Third, Plaintiff contends that the Court erred in failing to give the jury Plaintiff's Special Jury Instruction No. 2. (Pl's Br. Exh. 4). However, the jury instruction which Plaintiff claims was given in error ( See Pl.'s Br. Exh. 1) includes language nearly identical, with respect to pretext, as the language contained in Special Jury Instruction No. 2.
Finally, Plaintiff contends that the jury form incorrectly stated Plaintiff's burden of proof under SJI 2d-105.04. Question 1 on the Verdict Form (Pl.'s Br., Exh. 6) asked:
Has the Plaintiff proven by a preponderance of the evidence that pregnancy was one of the motives for selecting Plaintiff for the reduction in force.

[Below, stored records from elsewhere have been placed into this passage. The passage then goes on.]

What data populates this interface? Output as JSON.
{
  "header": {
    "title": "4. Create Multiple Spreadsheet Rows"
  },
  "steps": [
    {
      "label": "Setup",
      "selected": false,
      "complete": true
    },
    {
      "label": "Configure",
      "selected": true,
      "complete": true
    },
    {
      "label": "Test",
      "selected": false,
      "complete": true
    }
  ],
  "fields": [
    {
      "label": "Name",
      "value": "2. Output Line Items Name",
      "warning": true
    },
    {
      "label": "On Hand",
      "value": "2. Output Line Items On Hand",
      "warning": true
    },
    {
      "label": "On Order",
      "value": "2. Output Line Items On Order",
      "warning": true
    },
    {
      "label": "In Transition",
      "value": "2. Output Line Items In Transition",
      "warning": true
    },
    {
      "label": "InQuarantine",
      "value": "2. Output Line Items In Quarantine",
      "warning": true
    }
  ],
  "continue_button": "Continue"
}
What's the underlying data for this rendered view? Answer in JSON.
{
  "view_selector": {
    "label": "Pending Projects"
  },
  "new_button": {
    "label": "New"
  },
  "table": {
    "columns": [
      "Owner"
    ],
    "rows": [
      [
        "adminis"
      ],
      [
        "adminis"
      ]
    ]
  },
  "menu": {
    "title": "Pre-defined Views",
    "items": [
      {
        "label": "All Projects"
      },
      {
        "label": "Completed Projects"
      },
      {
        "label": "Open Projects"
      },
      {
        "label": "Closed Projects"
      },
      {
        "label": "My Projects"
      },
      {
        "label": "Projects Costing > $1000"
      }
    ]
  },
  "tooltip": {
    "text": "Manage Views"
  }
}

In this Court's opinion, that was an appropriate question for the jury to answer. To this question, the jury answered. "No." A finding by the jury that pregnancy was not one of the motives for selecting Plaintiff for the reduction in force entitled Defendant to a Judgment of No Cause for Action. The Court finds no error with respect to the jury verdict form.
Prior to the commencement of closing arguments, the Court inquired of counsels' objections to the proposed instructions. The Court advised both counsel that it was going to submit as the verdict form, a modified version of Defendant's proposed verdict form. The only statement Plaintiff's counsel made expressing any disagreement with respect to the proposed verdict form was that counsel was not in agreement with the Defendant's verdict form. However, the only specific objection Plaintiff's counsel made to the verdict form related to question No. 3.
For the reasons set forth above, Plaintiff's Motion for Judgment Notwithstanding the Verdict and Alternative Motion for New Trial shall be denied.
An Order consistent with this Opinion shall issue.